Une étude de l’organisation Pew Research, qui repose sur les données récoltées lors d’entrevues téléphoniques menées auprès de 1907 adultes américains, permet de prendre enfin la mesure du phénomène des messageries instantanées aux Etats-Unis : l’étude révèle que les Américains connectés utilisent davantage les messageries mobiles et que Facebook reste la plateforme la plus utilisée par les adultes malgré une stagnation de croissance depuis un an.

Le comportement social et mobile aux États-Unis évolue rapidement avec l’utilisation d’applications de messagerie, et ce, parmi toutes les tranches d’âge de la population.

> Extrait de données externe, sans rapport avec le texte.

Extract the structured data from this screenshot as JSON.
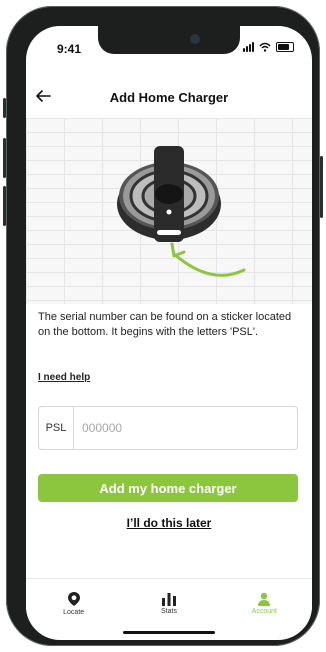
{
  "status": {
    "time": "9:41"
  },
  "header": {
    "title": "Add Home Charger"
  },
  "content": {
    "description": "The serial number can be found on a sticker located on the bottom. It begins with the letters 'PSL'.",
    "help_link": "I need help",
    "serial": {
      "prefix": "PSL",
      "placeholder": "000000"
    },
    "primary_button": "Add my home charger",
    "secondary_link": "I’ll do this later"
  },
  "tabbar": {
    "items": [
      {
        "label": "Locate",
        "icon": "location-pin-icon"
      },
      {
        "label": "Stats",
        "icon": "bar-chart-icon"
      },
      {
        "label": "Account",
        "icon": "user-icon",
        "active": true
      }
    ]
  },
  "colors": {
    "accent": "#8cc63e"
  }
}
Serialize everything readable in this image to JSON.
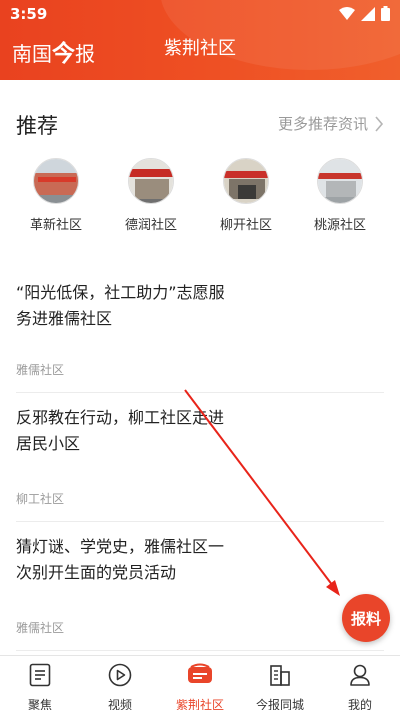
{
  "status_bar": {
    "time": "3:59"
  },
  "header": {
    "logo_part1": "南国",
    "logo_part2": "今",
    "logo_part3": "报",
    "title": "紫荆社区"
  },
  "recommend": {
    "title": "推荐",
    "more_label": "更多推荐资讯",
    "communities": [
      {
        "name": "革新社区"
      },
      {
        "name": "德润社区"
      },
      {
        "name": "柳开社区"
      },
      {
        "name": "桃源社区"
      }
    ]
  },
  "articles": [
    {
      "title": "“阳光低保，社工助力”志愿服务进雅儒社区",
      "source": "雅儒社区"
    },
    {
      "title": "反邪教在行动，柳工社区走进居民小区",
      "source": "柳工社区"
    },
    {
      "title": "猜灯谜、学党史，雅儒社区一次别开生面的党员活动",
      "source": "雅儒社区"
    }
  ],
  "fab": {
    "label": "报料"
  },
  "bottom_nav": [
    {
      "label": "聚焦",
      "icon": "document-icon"
    },
    {
      "label": "视频",
      "icon": "play-icon"
    },
    {
      "label": "紫荆社区",
      "icon": "chat-icon",
      "active": true
    },
    {
      "label": "今报同城",
      "icon": "building-icon"
    },
    {
      "label": "我的",
      "icon": "user-icon"
    }
  ],
  "colors": {
    "brand": "#e9452a",
    "annotation": "#e8241a"
  }
}
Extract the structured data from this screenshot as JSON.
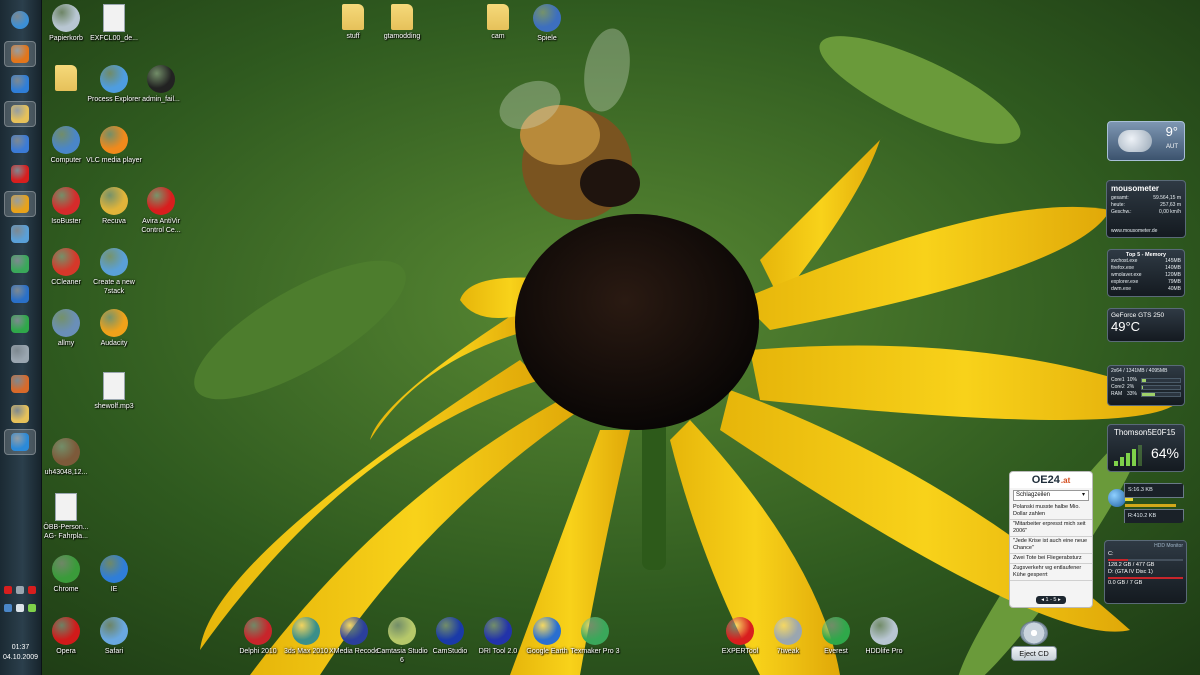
{
  "desktop": {
    "icons": [
      {
        "id": "papierkorb",
        "label": "Papierkorb",
        "icon": "recycle-bin-icon",
        "color": "#b8c6d2"
      },
      {
        "id": "exfcl",
        "label": "EXFCL00_de...",
        "icon": "document-icon",
        "color": "#f2f2f2"
      },
      {
        "id": "stuff",
        "label": "stuff",
        "icon": "folder-icon",
        "color": "#e6c15a"
      },
      {
        "id": "gtamodding",
        "label": "gtamodding",
        "icon": "folder-icon",
        "color": "#e6c15a"
      },
      {
        "id": "cam",
        "label": "cam",
        "icon": "folder-icon",
        "color": "#e6c15a"
      },
      {
        "id": "spiele",
        "label": "Spiele",
        "icon": "games-icon",
        "color": "#3d6fbf"
      },
      {
        "id": "userfolder",
        "label": "",
        "icon": "folder-icon",
        "color": "#e6c15a"
      },
      {
        "id": "procexp",
        "label": "Process Explorer",
        "icon": "process-explorer-icon",
        "color": "#4e9de0"
      },
      {
        "id": "adminfail",
        "label": "admin_fail...",
        "icon": "image-file-icon",
        "color": "#222222"
      },
      {
        "id": "computer",
        "label": "Computer",
        "icon": "computer-icon",
        "color": "#4a86c8"
      },
      {
        "id": "vlc",
        "label": "VLC media player",
        "icon": "vlc-icon",
        "color": "#f08a1c"
      },
      {
        "id": "isobuster",
        "label": "IsoBuster",
        "icon": "isobuster-icon",
        "color": "#d62b2b"
      },
      {
        "id": "recuva",
        "label": "Recuva",
        "icon": "recuva-icon",
        "color": "#e1b43a"
      },
      {
        "id": "avira",
        "label": "Avira AntiVir Control Ce...",
        "icon": "avira-icon",
        "color": "#d81e1e"
      },
      {
        "id": "ccleaner",
        "label": "CCleaner",
        "icon": "ccleaner-icon",
        "color": "#d6382a"
      },
      {
        "id": "7stack",
        "label": "Create a new 7stack",
        "icon": "7stack-icon",
        "color": "#5aa0d8"
      },
      {
        "id": "allmy",
        "label": "allmy",
        "icon": "allmy-icon",
        "color": "#6a8fb8"
      },
      {
        "id": "audacity",
        "label": "Audacity",
        "icon": "audacity-icon",
        "color": "#f0a21a"
      },
      {
        "id": "shewolf",
        "label": "shewolf.mp3",
        "icon": "mp3-file-icon",
        "color": "#f2f2f2"
      },
      {
        "id": "uh43048",
        "label": "uh43048,12...",
        "icon": "image-file-icon",
        "color": "#7d5a3a"
      },
      {
        "id": "oebb",
        "label": "ÖBB-Person... AG- Fahrpla...",
        "icon": "document-icon",
        "color": "#f2f2f2"
      },
      {
        "id": "chrome",
        "label": "Chrome",
        "icon": "chrome-icon",
        "color": "#3a9b3a"
      },
      {
        "id": "ie",
        "label": "IE",
        "icon": "internet-explorer-icon",
        "color": "#2f7ed8"
      },
      {
        "id": "opera",
        "label": "Opera",
        "icon": "opera-icon",
        "color": "#d11a1a"
      },
      {
        "id": "safari",
        "label": "Safari",
        "icon": "safari-icon",
        "color": "#6aa8e0"
      },
      {
        "id": "delphi",
        "label": "Delphi 2010",
        "icon": "delphi-icon",
        "color": "#c8252b"
      },
      {
        "id": "3dsmax",
        "label": "3ds Max 2010",
        "icon": "3ds-max-icon",
        "color": "#3a8f8a"
      },
      {
        "id": "xmedia",
        "label": "XMedia Recode",
        "icon": "xmedia-recode-icon",
        "color": "#2b3f9c"
      },
      {
        "id": "camtasia",
        "label": "Camtasia Studio 6",
        "icon": "camtasia-icon",
        "color": "#b6c86a"
      },
      {
        "id": "camstudio",
        "label": "CamStudio",
        "icon": "camstudio-icon",
        "color": "#1a3aa8"
      },
      {
        "id": "dritool",
        "label": "DRI Tool 2.0",
        "icon": "dri-tool-icon",
        "color": "#2233aa"
      },
      {
        "id": "googleearth",
        "label": "Google Earth",
        "icon": "google-earth-icon",
        "color": "#2a6fd0"
      },
      {
        "id": "texmaker",
        "label": "Texmaker Pro 3",
        "icon": "texmaker-icon",
        "color": "#3aa85a"
      },
      {
        "id": "experttool",
        "label": "EXPERTool",
        "icon": "expertool-icon",
        "color": "#d81e1e"
      },
      {
        "id": "7tweak",
        "label": "7tweak",
        "icon": "7tweak-icon",
        "color": "#9aa6b0"
      },
      {
        "id": "everest",
        "label": "Everest",
        "icon": "everest-icon",
        "color": "#2fa84a"
      },
      {
        "id": "hddlife",
        "label": "HDDlife Pro",
        "icon": "hddlife-icon",
        "color": "#b8c6d2"
      }
    ]
  },
  "taskbar": {
    "buttons": [
      {
        "icon": "windows-start-icon",
        "color": "#3b8fd6",
        "active": false
      },
      {
        "icon": "firefox-icon",
        "color": "#e2761b",
        "active": true
      },
      {
        "icon": "ie-icon",
        "color": "#2f7ed8",
        "active": false
      },
      {
        "icon": "explorer-folder-icon",
        "color": "#e6c15a",
        "active": true
      },
      {
        "icon": "windows-update-icon",
        "color": "#3b7bd6",
        "active": false
      },
      {
        "icon": "pdf-icon",
        "color": "#d81e1e",
        "active": false
      },
      {
        "icon": "media-player-icon",
        "color": "#e8a21a",
        "active": true
      },
      {
        "icon": "download-arrow-icon",
        "color": "#5aa0d8",
        "active": false
      },
      {
        "icon": "windows-logo-icon",
        "color": "#3aa85a",
        "active": false
      },
      {
        "icon": "photoshop-icon",
        "color": "#2a70c8",
        "active": false
      },
      {
        "icon": "ccleaner-icon",
        "color": "#2fa84a",
        "active": false
      },
      {
        "icon": "monitor-icon",
        "color": "#9aa6b0",
        "active": false
      },
      {
        "icon": "paint-icon",
        "color": "#d86a2a",
        "active": false
      },
      {
        "icon": "photo-gallery-icon",
        "color": "#e6c15a",
        "active": false
      },
      {
        "icon": "download-manager-icon",
        "color": "#2b8ad8",
        "active": true
      }
    ],
    "tray": [
      {
        "icon": "avira-tray-icon",
        "color": "#d81e1e"
      },
      {
        "icon": "network-tray-icon",
        "color": "#9aa6b0"
      },
      {
        "icon": "flag-tray-icon",
        "color": "#d81e1e"
      },
      {
        "icon": "info-tray-icon",
        "color": "#4a86c8"
      },
      {
        "icon": "volume-tray-icon",
        "color": "#dde4ea"
      },
      {
        "icon": "signal-tray-icon",
        "color": "#7fd14a"
      }
    ],
    "clock": {
      "time": "01:37",
      "date": "04.10.2009"
    }
  },
  "gadgets": {
    "weather": {
      "temp": "9°",
      "location": "AUT"
    },
    "mousometer": {
      "title": "mousometer",
      "rows": [
        {
          "k": "gesamt:",
          "v": "59.564,15 m"
        },
        {
          "k": "heute:",
          "v": "257,63 m"
        },
        {
          "k": "Geschw.:",
          "v": "0,00 km/h"
        }
      ],
      "site": "www.mousometer.de"
    },
    "memory": {
      "title": "Top 5 - Memory",
      "rows": [
        {
          "p": "svchost.exe",
          "m": "145MB"
        },
        {
          "p": "firefox.exe",
          "m": "140MB"
        },
        {
          "p": "wmolaver.exe",
          "m": "120MB"
        },
        {
          "p": "explorer.exe",
          "m": "79MB"
        },
        {
          "p": "dwm.exe",
          "m": "40MB"
        }
      ]
    },
    "gpu": {
      "name": "GeForce GTS 250",
      "temp": "49°C"
    },
    "cpu": {
      "header": "2x64 / 1341MB / 4095MB",
      "rows": [
        {
          "k": "Core1",
          "v": "10%",
          "level": 0.1
        },
        {
          "k": "Core2",
          "v": "2%",
          "level": 0.02
        },
        {
          "k": "RAM",
          "v": "33%",
          "level": 0.33
        }
      ]
    },
    "wifi": {
      "name": "Thomson5E0F15",
      "pct": "64%",
      "level": 0.64
    },
    "network": {
      "down": "S:16.3 KB",
      "up": "R:410.2 KB",
      "down_level": 0.15,
      "up_level": 0.95
    },
    "hdd": {
      "title": "HDD Monitor",
      "drives": [
        {
          "label": "C:",
          "size": "128.2 GB / 477 GB",
          "level": 0.27
        },
        {
          "label": "D: (GTA IV Disc 1)",
          "size": "0.0 GB / 7 GB",
          "level": 1.0
        }
      ]
    },
    "news": {
      "brand_main": "OE24",
      "brand_suffix": ".at",
      "select": "Schlagzeilen",
      "items": [
        "Polanski musste halbe Mio. Dollar zahlen",
        "\"Mitarbeiter erpresst mich seit 2006\"",
        "\"Jede Krise ist auch eine neue Chance\"",
        "Zwei Tote bei Fliegerabsturz",
        "Zugsverkehr wg entlaufener Kühe gesperrt"
      ],
      "pager": "1 - 5"
    },
    "eject": {
      "label": "Eject CD"
    }
  }
}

En effet, les résultats de l’étude menée par l’organisation, indiquent qu’aujourd’hui, 39% des détenteurs de smartphones se servent d’application de messagerie instantanée telle que WhatsApp, Kik ou iMessage. 17% des jeunes utilisateurs ont également favorisé les applications qui suppriment automatiquement les messages envoyés comme le font Snapchat ou Wickr.  Sans surprise, la popularité de ces services est d’autant plus flagrante auprès de la population des 18 à 29 ans : 49% d’entre eux utilisent au moins une application de messagerie instantanée.

L’enquête met également en lumière l’utilisation de plateformes de réseaux sociaux plus traditionnels. Le leadership reste plus que jamais concentré dans les mains de Facebook : 72% d’internautes sont déjà utilisateurs de Facebook – comparativement à 67% en 2012. 70% des sondés affirment même s’y connecter tous les jours. Alors que Twitter stagne, LinkedIn baisse, Pinterest et Instagram continuent eux de croître. En effet, depuis 2012, le nombre d’adultes utilisant Pinterest et Instagram a doublé : 31% des adultes en ligne utilisent aujourd’hui Pinterest, contre 15% en 2012. De même, 28% contre 13% en 2012 pour Instagram.

Ces données indiquent donc que le phénomène des messageries instantanées n’est pas passager. Il appartient désormais aux annonceurs de les intégrer dans leur stratégie digitale en fonction des personnes qu’ils souhaitent toucher. Peut-être serait-il préférable pour les annonceurs de se focaliser sur peu de réseaux sociaux en étant sûrs de toucher la cible visée, que d’éclater leur présence médiatique sur des plateformes très peu fréquentées et disparates.